Oposiciones. ¿Cómo convencer al tribunal de que una plaza es para ti? Parte I

Probablemente si preguntamos a alguna persona que se haya enfrentado a una oposición a docente te dirá que es seguramente una de las pruebas más duras a las que se ha enfrentado en su vida. Lo digo por experiencia propia. Si además se supone que la gran mayoría se está jugando un puesto de trabajo en cuestiones de horas, minutos y segundos, aún cobra más trascendencia esta situación.

Sin embargo, lo curioso es que esta idea no te va a ayudar nada. Simplemente va a desviar tu atención y concentración en momentos de estudio, y lo que es peor, cuando estás delante del tribunal que te examina. Precisamente esta es la segunda idea que va a convertirse en uno de los principales distractores en nuestra cabeza. La idea de sentirte examinado, evaluado, juzgado o cuestionado por las personas que forman el tribunal. El simple significado de esa palabra ya contribuye per se a aumentar la presión que siente el aspirante, por tanto rumiar esa idea puede incluso convertirse en un impedimento incluso durante la preparación.  

Por tanto, de estos primeros párrafos se extrae la siguiente conclusión: vayas o no vayas preparado a la oposición prestar una atención plena a cómo respondes ante la presión en situaciones incómodas te ayudará a afrontar con más garantía la forma en la que te desenvuelves no sólo delante del tribunal, sino desde que empieza el proceso de selección hasta que lo terminas.

Partiendo de la base de que no todas las personas tenemos las mismas habilidades o capacidades, si es verdad que sientes la vocación de ser docente, es importante analizar cuáles son tus puntos fuertes y tus puntos débiles. Habrá que mimar los fuertes y ponerlos en práctica, y sobre todo hacer visibles los débiles para potenciarlos durante el tiempo que dura la preparación. Pongamos un ejemplo: una persona con dificultades para hablar en público, incluso dominando la materia que expone o defiende, puede mostrar inseguridad, nervios o falta de autocontrol, viéndose en ocasiones frustrado el objetivo para el cual has estado preparándote tanto tiempo. En términos deportivos es como cuando un jugador con gran talento se encuentra en un estadio lleno en una final de Champions. Si tiene desparpajo y no tiene presión, tendrá más posibilidad de prestar atención a lo que verdaderamente es importante: su conducta. Seguro que os pasa que simplemente pensar en esa situación frente al tribunal ya os incomoda, aunque queden tres meses. Nuestro cerebro animal está diseñado para huir del peligro, cosa por la cual cuando siente una amenaza a la cual se va a tener que enfrentar sí o sí, puede generar ansiedad, incomodidad, problemas de sueño o concentración, por ejemplo.

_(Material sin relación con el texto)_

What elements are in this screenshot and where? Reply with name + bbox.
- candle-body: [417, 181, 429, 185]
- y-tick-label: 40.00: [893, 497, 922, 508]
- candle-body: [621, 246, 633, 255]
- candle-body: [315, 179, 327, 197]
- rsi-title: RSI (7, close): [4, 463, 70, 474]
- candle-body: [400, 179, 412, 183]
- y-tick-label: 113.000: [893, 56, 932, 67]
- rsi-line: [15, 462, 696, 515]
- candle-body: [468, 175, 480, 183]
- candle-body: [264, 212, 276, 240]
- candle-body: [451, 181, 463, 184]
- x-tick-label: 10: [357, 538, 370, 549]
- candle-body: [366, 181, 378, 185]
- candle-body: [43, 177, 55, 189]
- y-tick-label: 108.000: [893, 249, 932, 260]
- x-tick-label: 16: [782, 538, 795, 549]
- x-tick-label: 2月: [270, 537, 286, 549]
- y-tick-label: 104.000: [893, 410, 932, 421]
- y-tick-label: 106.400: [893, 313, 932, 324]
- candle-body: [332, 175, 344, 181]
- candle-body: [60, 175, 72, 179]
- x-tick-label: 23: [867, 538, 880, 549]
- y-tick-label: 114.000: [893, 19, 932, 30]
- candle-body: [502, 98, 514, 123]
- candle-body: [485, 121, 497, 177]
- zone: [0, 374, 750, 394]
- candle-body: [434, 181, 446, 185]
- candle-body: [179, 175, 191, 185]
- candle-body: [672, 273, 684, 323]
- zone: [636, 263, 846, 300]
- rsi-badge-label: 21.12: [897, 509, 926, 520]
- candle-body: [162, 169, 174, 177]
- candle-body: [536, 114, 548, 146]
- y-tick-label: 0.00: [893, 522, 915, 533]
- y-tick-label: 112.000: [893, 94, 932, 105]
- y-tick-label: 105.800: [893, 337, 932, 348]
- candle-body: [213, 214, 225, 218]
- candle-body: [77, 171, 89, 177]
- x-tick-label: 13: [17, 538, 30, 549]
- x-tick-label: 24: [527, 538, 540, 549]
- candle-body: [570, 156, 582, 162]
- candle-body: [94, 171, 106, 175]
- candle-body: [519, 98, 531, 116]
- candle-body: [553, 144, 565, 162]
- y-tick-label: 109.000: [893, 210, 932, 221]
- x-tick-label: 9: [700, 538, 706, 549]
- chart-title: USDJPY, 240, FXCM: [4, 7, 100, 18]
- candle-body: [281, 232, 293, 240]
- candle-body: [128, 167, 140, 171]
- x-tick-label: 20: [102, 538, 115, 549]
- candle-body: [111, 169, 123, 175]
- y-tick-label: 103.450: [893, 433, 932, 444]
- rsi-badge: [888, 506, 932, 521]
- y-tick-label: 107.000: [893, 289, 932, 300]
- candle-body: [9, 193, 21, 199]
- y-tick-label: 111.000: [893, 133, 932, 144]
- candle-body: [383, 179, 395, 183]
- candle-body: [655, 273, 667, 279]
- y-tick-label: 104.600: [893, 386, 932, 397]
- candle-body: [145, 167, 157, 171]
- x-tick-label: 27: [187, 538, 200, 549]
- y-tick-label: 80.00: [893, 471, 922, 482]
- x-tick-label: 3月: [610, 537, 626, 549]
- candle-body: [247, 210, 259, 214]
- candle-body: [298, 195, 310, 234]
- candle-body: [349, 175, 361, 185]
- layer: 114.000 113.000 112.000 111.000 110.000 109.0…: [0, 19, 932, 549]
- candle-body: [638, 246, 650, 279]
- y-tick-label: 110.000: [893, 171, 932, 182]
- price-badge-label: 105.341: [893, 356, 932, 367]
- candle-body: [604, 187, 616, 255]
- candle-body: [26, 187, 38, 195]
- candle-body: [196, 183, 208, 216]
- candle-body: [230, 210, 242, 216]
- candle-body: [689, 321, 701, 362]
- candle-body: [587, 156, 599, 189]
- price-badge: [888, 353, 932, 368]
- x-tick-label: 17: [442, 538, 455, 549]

Imaginemos que han pasado diez años desde que sacaste tu plaza. Recibes una llamada y te toca ser tribunal. ¿Qué te gustaría ver en la persona que estás evaluando? Lo primero probablemente que la situación no le desborda, lo cual puede denotar de entrada autocontrol, madurez, experiencia o buena preparación. No es la primera vez que personas muy bien preparadas no ven cumplidas sus expectativas porque probablemente no han invertido tiempo en algo tan importante como es el control de lo controlable. Cuantas más situaciones y contingencias dominemos más probabilidades de éxito en cada una de las pruebas que componen la fase de oposición.

Por último, dejo dos preguntas en el aire: ¿existe cierta similitud entre las cualidades de un aspirante y las cualidades de un buen docente? ¿suelen considerar los miembros del tribunal que el cómo se desenvuelve el aspirante mientras dura la oposición es clave para el cómo se desenvolverá en su trabajo como docente en un futuro?